Docteur en philosophie à l’Université de Compiègne et de Reykjavik en Islande, chercheur en neurosciences et professeur à l’Université de Reykjavik, Mahmoud Hassan possède un CV impressionnant, reconnu dans la profession. « J’ai réalisé des travaux de recherche sur le cerveau pendant 10 ans, en me focalisant sur le traitement des signaux électriques qu’il émet, pour mieux comprendre le cerveau humain et les maladies neurologiques », relate le dirigeant. L’enjeu est colossal : 1 personne sur 6 dans le monde présente (ou présentera) un souci au niveau du cerveau. « Après toutes ces années de recherche fondamentale, j’ai voulu aller plus loin, et me rapprocher du patient. C’est ce qui me fait vibrer : partir de la recherche pour créer des passerelles avec le terrain, et développer des solutions qui font avancer la médecine ». De l’idée à la concrétisation, Mahmoud Hassan fonde en septembre 2021 la société Mindig, littéralement « creuser dans le cerveau », à Rennes, place forte de la recherche en neurosciences en France.

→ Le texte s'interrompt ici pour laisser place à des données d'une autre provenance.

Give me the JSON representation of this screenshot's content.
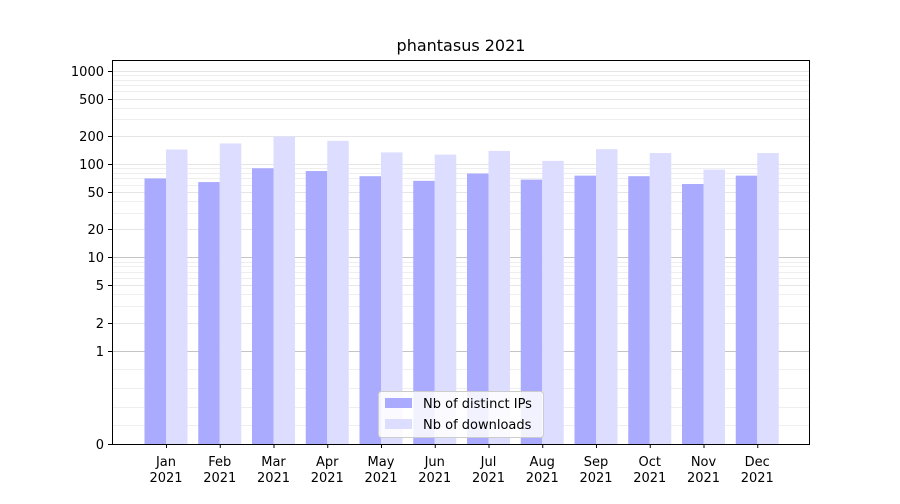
{
  "chart_data": {
    "type": "bar",
    "title": "phantasus 2021",
    "xlabel": "",
    "ylabel": "",
    "yscale": "symlog",
    "ylim": [
      0,
      1300
    ],
    "yticks": [
      0,
      1,
      2,
      5,
      10,
      20,
      50,
      100,
      200,
      500,
      1000
    ],
    "ytick_labels": [
      "0",
      "1",
      "2",
      "5",
      "10",
      "20",
      "50",
      "100",
      "200",
      "500",
      "1000"
    ],
    "categories": [
      [
        "Jan",
        "2021"
      ],
      [
        "Feb",
        "2021"
      ],
      [
        "Mar",
        "2021"
      ],
      [
        "Apr",
        "2021"
      ],
      [
        "May",
        "2021"
      ],
      [
        "Jun",
        "2021"
      ],
      [
        "Jul",
        "2021"
      ],
      [
        "Aug",
        "2021"
      ],
      [
        "Sep",
        "2021"
      ],
      [
        "Oct",
        "2021"
      ],
      [
        "Nov",
        "2021"
      ],
      [
        "Dec",
        "2021"
      ]
    ],
    "series": [
      {
        "name": "Nb of distinct IPs",
        "color": "#aaaaff",
        "values": [
          70,
          64,
          90,
          84,
          74,
          66,
          79,
          68,
          75,
          74,
          61,
          75
        ]
      },
      {
        "name": "Nb of downloads",
        "color": "#ddddff",
        "values": [
          143,
          166,
          197,
          177,
          133,
          126,
          138,
          108,
          144,
          131,
          87,
          131
        ]
      }
    ],
    "grid": true,
    "legend_position": "bottom-center"
  }
}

Comprendre et prédire l’évolution des pathologies neurologiques

Certains chercheurs et/ou cliniciens utilisent désormais un électroencéphalogramme de dernière génération, un casque composé de 256 capteurs qui permettent d’analyser la dynamique cérébrale avec une précision spatiale largement supérieure à celle de l’ancien matériel inventé il y a 100 ans. Cela est combiné avec une précision temporelle exceptionnelle 1 000 fois supérieure à celle de l’IRM. C’est là que l’expertise de Mindig entre en jeu ! « Nous avons développé plusieurs logiciels, enrichis perpétuellement par l’IA, qui permettent d’analyser les millions d’informations recueillies par le casque et de les interpréter. Nous travaillons avec plusieurs CHU en France, dont celui de Rennes, des acteurs de l’industrie pharmaceutique et des neurologues/psychiatres sur des travaux de recherche. Nous sommes devenus la référence dans le domaine, en étant la seule entreprise privée à vendre ce service d’analyse des données, pour mieux comprendre le fonctionnement du cerveau humain mais aussi aider au diagnostic des maladies du cerveau ». Mais le jeune dirigeant ne compte pas s’en arrêter-là ! « L’objectif à terme est de prédire les maladies neurologiques et psychiatriques et leurs évolutions. Nous devrions donc être capable de détecter en amont les symptômes de la maladie, de caractériser les complications, et donc d’adapter plus tôt le traitement ». Parmi les maladies concernées, nous pouvons citer l’autisme, Alzheimer, Parkinson, les maladies psychiatriques… Le champ d’intervention est donc très large. A ce stade, dans la routine clinique, le casque EEG et les logiciels associés sont utilisés uniquement dans le cadre de l’épilepsie.
Un développement réalisé dans le confort des pépinières d’entreprises

Après une 1ère année d’existence à faire grandir la société, seul, Mahmoud signe de nombreux projets, un succès qui l’oblige à s’entourer progressivement d’une équipe. « J’ai recruté de jeunes chercheurs, data scientistes en neurosciences, côtoyés durant mes années de post-doctorat ». Les bureaux devenant indispensables, le jeune dirigeant découvre l’existence de Citédia et des pépinières d’entreprises en réalisant des recherches sur internet. Mindig entre à la Maison de la Technopole, de Rennes Métropole et gérée par Citédia, en novembre 2022. « J’ai tout de suite apprécié le fonctionnement des pépinières. J’avais envie d’interactions avec d’autres sociétés, d’être dans un écosystème nourri d’un dynamisme entrepreneurial. Durant toutes mes études, je n’ai jamais eu 1h sur l’entrepreneuriat, le passage en pépinière est donc une excellente manière de progresser au contact des autres dirigeants et des experts du Poool », conclut Mahmoud.